The former president was asked twice after casting his ballot in Palm Beach, Florida, on Tuesday about a question that the state’s voters are considering. If approved, it would prevent state lawmakers from passing any law that penalizes, prohibits, delays or restricts abortion until fetal viability — which doctors say is sometime after 21 weeks.

If it’s rejected, the state’s restrictive six-week abortion law would stand.

The first time he was asked, Trump avoided answering.

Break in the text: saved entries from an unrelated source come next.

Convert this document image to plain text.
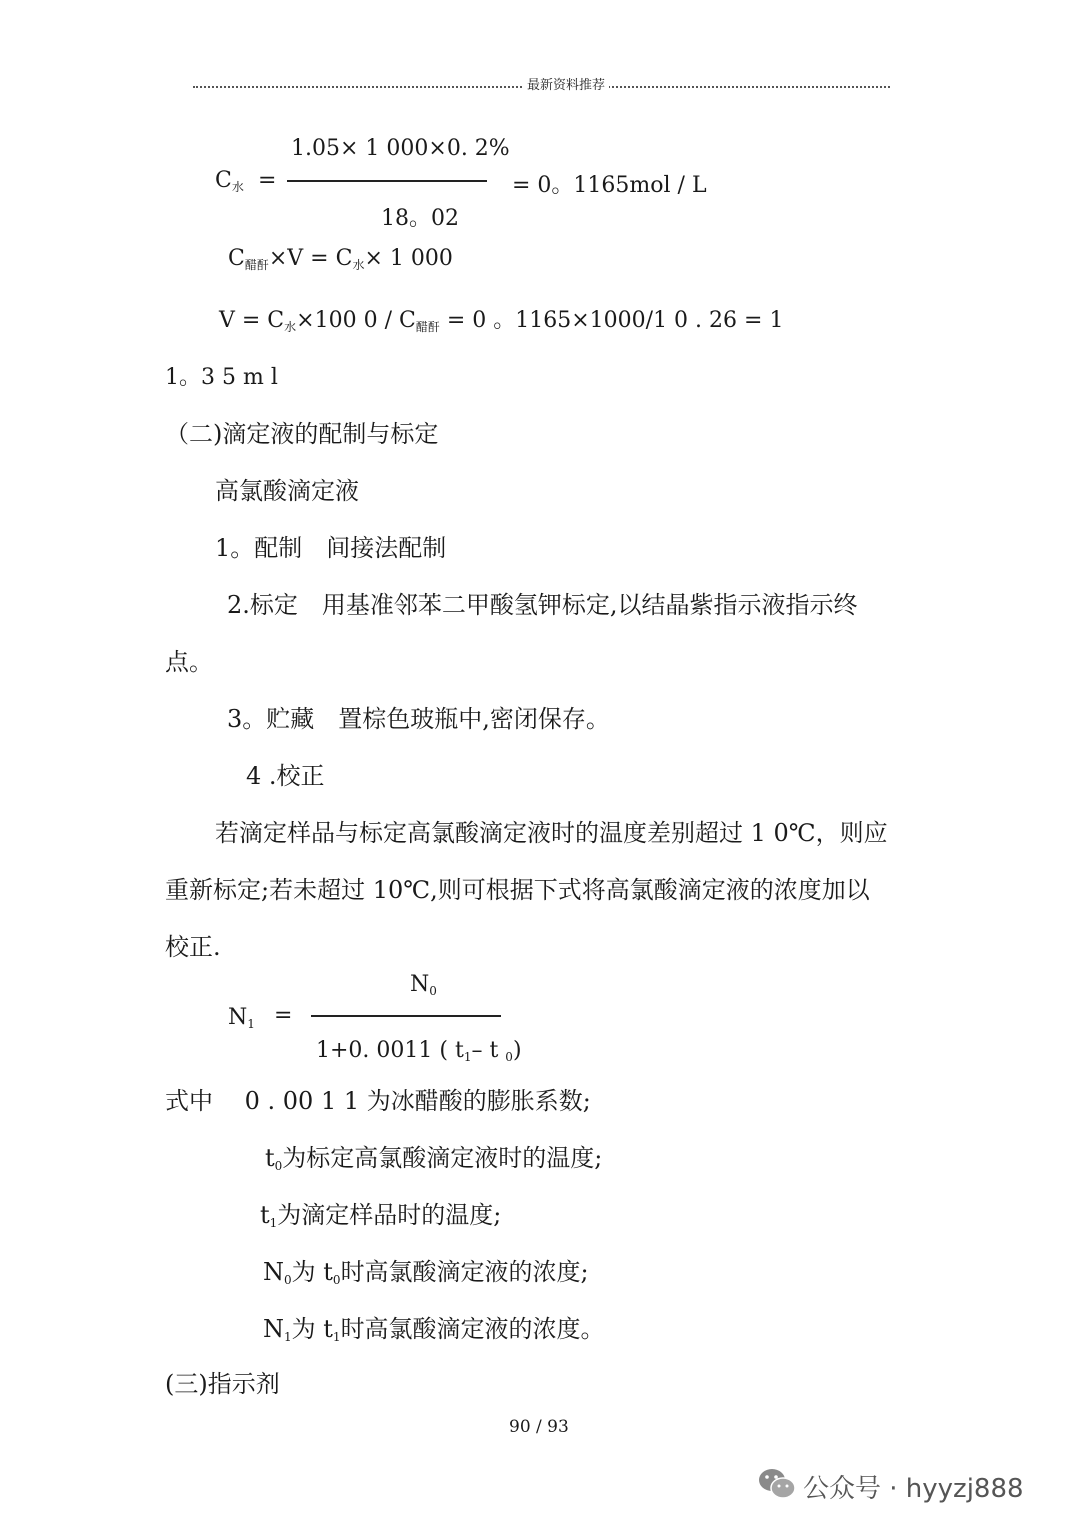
最新资料推荐
1.05× 1 000×0. 2%
$C_水$ =	= 0。1165mol / L
18。02
$C_{醋酐}\times V = C_水\times 1$ 000
$V = C_水\times 100$ $0 / C_{醋酐} = 0$ 。1165×1000/1 0 . 26 = 1
1。3 5 m l
（二)滴定液的配制与标定
高氯酸滴定液
1。配制　间接法配制
2.标定　用基准邻苯二甲酸氢钾标定,以结晶紫指示液指示终
点。
3。贮藏　置棕色玻瓶中,密闭保存。
4 .校正
若滴定样品与标定高氯酸滴定液时的温度差别超过 1 0℃，则应
重新标定;若未超过 10℃,则可根据下式将高氯酸滴定液的浓度加以
校正.
$N_0$
$N_1$ =
1+0. 0011 ( $t_1-$ t $_0$)
式中　 0 . 00 1 1 为冰醋酸的膨胀系数;
$t_0$为标定高氯酸滴定液时的温度;
$t_1$为滴定样品时的温度;
$N_0$为 $t_0$时高氯酸滴定液的浓度;
$N_1$为 $t_1$时高氯酸滴定液的浓度。
(三)指示剂
90 / 93
公众号 · hyyzj888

He said instead of the issue that he did “a great job bringing it back to the states.” That was a reference to the former president having appointed three conservative justices to the U.S. Supreme Court who helped overturn the landmark Roe v. Wade decision in 2022.

Pressed a second time, Trump snapped at a reporter, saying “you should stop talking about it.”

Trump had previously indicated that he would back the measure — but then changed his mind and said he would vote against it.

In August, Trump said he thought Florida’s ban was a mistake, saying on Fox News Channel, “I think six weeks, you need more time.” But then he said, “at the same time, the Democrats are radical” while repeating false claims he has frequently made about late-term abortions.

In addition to Florida, voters in eight other states are deciding whether their state constitutions should guarantee a right to abortion, weighing ballot measures that are expected to spur turnout for a range of crucial races.

Passing certain amendments in Arizona, Missouri, Nebraska and South Dakota likely would lead to undoing bans or restrictions that currently block varying levels of abortion access to more than 7 million women of childbearing age who live in those states.